COLUMBUS, Ohio-The state’s insurance fund for injured workers announced that a company hired to manage its investments had lost $71 million, bringing the agency’s total known investment losses to more than $300 million.
Ohio Bureau of Workers’ Compensation interim administrator Tina Kielmeyer terminated investment dealings with Allegiant Asset Management, a subsidiary of Cleveland-based National City, after the losses were discovered. The agency blamed $60 million of the losses on management decisions.
Allegiant is the fourth fund manager with which the bureau has severed ties. On June 7, the bureau revealed that Pittsburgh-based MDL Capital Management had lost $215 million of the agency’s investments. The bureau also lost $10 million to $13 million in a fund managed by coin dealer and top Republican Party donor Tom Noe and $4.8 million in funds managed by American Express.

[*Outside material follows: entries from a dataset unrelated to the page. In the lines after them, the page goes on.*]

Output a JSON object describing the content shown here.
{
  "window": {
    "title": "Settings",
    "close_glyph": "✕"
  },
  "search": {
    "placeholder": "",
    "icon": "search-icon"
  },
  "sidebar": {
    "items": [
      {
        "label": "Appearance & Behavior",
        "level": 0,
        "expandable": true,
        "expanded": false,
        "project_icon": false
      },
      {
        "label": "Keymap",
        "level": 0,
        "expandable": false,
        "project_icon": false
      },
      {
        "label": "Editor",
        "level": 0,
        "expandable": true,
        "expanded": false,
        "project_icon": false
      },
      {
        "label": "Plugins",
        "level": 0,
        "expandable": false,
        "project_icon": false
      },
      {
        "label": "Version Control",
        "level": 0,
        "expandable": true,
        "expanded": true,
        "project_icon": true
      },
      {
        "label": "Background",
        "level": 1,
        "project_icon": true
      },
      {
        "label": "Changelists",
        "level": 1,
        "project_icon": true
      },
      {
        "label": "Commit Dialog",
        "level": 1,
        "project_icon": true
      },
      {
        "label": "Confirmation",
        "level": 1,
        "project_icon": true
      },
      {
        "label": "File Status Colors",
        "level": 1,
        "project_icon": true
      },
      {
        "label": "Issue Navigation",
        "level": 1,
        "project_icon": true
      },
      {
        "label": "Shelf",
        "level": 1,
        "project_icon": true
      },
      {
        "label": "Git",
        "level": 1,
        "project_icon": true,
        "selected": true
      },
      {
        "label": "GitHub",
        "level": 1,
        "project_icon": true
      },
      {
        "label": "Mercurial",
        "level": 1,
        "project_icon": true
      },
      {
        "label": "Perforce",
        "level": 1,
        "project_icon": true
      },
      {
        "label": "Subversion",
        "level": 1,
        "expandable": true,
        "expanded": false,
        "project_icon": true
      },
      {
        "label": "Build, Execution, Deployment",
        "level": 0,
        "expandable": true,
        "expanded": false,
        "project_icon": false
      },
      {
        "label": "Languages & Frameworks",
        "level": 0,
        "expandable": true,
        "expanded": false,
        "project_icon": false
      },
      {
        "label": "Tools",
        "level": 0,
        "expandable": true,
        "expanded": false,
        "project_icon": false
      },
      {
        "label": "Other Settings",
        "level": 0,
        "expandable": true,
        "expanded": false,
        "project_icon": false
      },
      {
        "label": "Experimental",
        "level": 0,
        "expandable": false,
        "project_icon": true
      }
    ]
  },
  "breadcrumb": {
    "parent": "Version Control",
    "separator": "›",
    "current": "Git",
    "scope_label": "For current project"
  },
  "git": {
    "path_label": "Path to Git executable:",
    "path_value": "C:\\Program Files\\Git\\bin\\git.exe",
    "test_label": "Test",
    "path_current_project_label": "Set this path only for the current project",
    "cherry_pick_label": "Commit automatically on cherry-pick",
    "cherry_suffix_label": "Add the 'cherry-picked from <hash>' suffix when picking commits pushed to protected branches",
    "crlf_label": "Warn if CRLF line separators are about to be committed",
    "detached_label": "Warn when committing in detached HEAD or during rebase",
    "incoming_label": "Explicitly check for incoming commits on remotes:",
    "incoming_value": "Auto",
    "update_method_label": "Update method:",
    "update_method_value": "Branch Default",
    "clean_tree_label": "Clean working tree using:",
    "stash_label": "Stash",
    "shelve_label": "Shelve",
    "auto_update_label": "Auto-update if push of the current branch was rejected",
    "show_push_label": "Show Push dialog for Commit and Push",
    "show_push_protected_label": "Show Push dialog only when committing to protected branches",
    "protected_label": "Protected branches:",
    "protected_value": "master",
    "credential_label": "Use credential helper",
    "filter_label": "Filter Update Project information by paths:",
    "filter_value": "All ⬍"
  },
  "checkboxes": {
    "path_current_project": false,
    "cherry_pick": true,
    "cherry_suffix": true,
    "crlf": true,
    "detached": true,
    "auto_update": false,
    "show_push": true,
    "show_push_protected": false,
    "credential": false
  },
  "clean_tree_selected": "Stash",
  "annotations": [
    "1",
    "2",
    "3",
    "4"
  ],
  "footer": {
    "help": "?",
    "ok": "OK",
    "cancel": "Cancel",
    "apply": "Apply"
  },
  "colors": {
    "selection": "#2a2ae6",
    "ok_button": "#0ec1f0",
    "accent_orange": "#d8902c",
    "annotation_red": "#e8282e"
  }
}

The Allegiant losses were confirmed by Chicago-based Ennis, Knupp & Associates Inc., which the bureau hired on June 30 to examine each of the its investments, bureau spokesman Jeremy Jackson said. The bureau says its insurance fund is worth $14.3 billion.
The Allegiant investments were in major corporations and were taken with a “long-term outlook” but did not perform well from July 2001 to June 2003, when the losses occurred.